Conta de Falecido Com Dinheiro no Banco: Como Proceder

Conta de Falecido Com Dinheiro no Banco: Como Proceder

Perder um ente querido é uma situação muito triste e pela qual ninguém deseja passar. Além da tristeza da perda, os familiares ainda precisam cuidar da parte burocrática, como é o caso de heranças, por exemplo.

Quando alguém morre deixando uma herança, essa precisa ser dividida entre os seus herdeiros. A herança pode ser em imóveis, investimentos, automóveis, poupança e contas correntes. Dessa forma, os valores em dinheiro seja qual for o banco e tipo de conta entram na partilha e ficam à disposição dos herdeiros para saque e partilha.

Os Herdeiros Podem Sacar Dinheiro na Conta de Um Falecido?

Sim. Mas isso requer alguns cuidados. Os herdeiros não podem sair sacando valores de forma indiscriminada, pois isso pode resultar em um crime. O processo para sacar o valor não é algo muito simples.

Se os herdeiros realizarem retirada de valores da conta individual de um falecido antes que seja feita a partilha dos bens e o inventário, sem que haja autorização da justiça, essa atitude pode ser considerada como um crime de dilapidação de bens. Se alguém realizar a retirada nessas circunstâncias, deverá ressarcir todos os demais herdeiros posteriormente, caso haja mais pessoas beneficiadas.
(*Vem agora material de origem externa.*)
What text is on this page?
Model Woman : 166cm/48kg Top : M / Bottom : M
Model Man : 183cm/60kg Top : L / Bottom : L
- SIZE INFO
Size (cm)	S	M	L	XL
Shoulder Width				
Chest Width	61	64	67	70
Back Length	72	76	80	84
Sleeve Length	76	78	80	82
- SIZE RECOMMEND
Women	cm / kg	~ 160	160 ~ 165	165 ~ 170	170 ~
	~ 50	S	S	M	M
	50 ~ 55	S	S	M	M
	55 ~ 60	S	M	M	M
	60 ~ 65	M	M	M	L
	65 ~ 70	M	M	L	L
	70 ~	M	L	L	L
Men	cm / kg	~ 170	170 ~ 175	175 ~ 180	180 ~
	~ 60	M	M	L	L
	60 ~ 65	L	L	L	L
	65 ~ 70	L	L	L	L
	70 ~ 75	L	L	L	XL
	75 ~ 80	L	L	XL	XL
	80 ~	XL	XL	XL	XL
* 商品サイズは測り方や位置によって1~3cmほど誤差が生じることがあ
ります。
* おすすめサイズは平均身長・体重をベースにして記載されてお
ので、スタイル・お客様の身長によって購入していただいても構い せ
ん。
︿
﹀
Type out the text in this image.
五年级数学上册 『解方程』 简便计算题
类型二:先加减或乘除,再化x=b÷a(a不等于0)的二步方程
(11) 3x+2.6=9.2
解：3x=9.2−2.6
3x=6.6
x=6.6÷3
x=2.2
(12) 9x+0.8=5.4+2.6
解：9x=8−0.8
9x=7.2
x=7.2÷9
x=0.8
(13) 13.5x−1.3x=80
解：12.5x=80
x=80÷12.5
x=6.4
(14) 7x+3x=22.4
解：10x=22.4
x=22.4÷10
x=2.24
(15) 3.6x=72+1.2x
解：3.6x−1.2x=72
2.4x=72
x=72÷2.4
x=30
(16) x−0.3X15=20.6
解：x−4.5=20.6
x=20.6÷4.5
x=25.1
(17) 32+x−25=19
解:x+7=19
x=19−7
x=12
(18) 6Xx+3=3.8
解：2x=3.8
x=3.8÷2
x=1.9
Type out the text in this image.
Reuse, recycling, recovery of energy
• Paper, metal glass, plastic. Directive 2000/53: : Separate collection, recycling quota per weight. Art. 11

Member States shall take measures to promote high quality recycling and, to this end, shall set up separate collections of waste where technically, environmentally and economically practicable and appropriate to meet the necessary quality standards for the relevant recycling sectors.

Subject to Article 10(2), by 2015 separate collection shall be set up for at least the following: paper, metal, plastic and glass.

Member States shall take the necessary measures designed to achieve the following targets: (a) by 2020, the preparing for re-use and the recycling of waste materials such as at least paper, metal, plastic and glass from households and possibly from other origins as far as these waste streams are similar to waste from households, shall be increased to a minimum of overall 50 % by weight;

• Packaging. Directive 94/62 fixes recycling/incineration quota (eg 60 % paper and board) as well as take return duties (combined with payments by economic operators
Agora, caso a conta do falecido seja conta conjunta solidária, o outro titular pode sim sacar o valor disponível sem a necessidade de um inventário ou de autorização judicial. Em contrapartida, se for conta conjunta não-solidária ou simples, o valor não pode ser sacado. Nesses casos, os valores disponíveis serão bloqueados até o fim do inventário.

Quem pode sacar o dinheiro da conta de um falecido?

Para sacar o valor em uma conta de pessoa falecida, a pessoa ser legalmente autorizada, maior de 18 anos e também capaz perante a lei.

Como é Feito o Saque Em Conta de Quem já Morreu?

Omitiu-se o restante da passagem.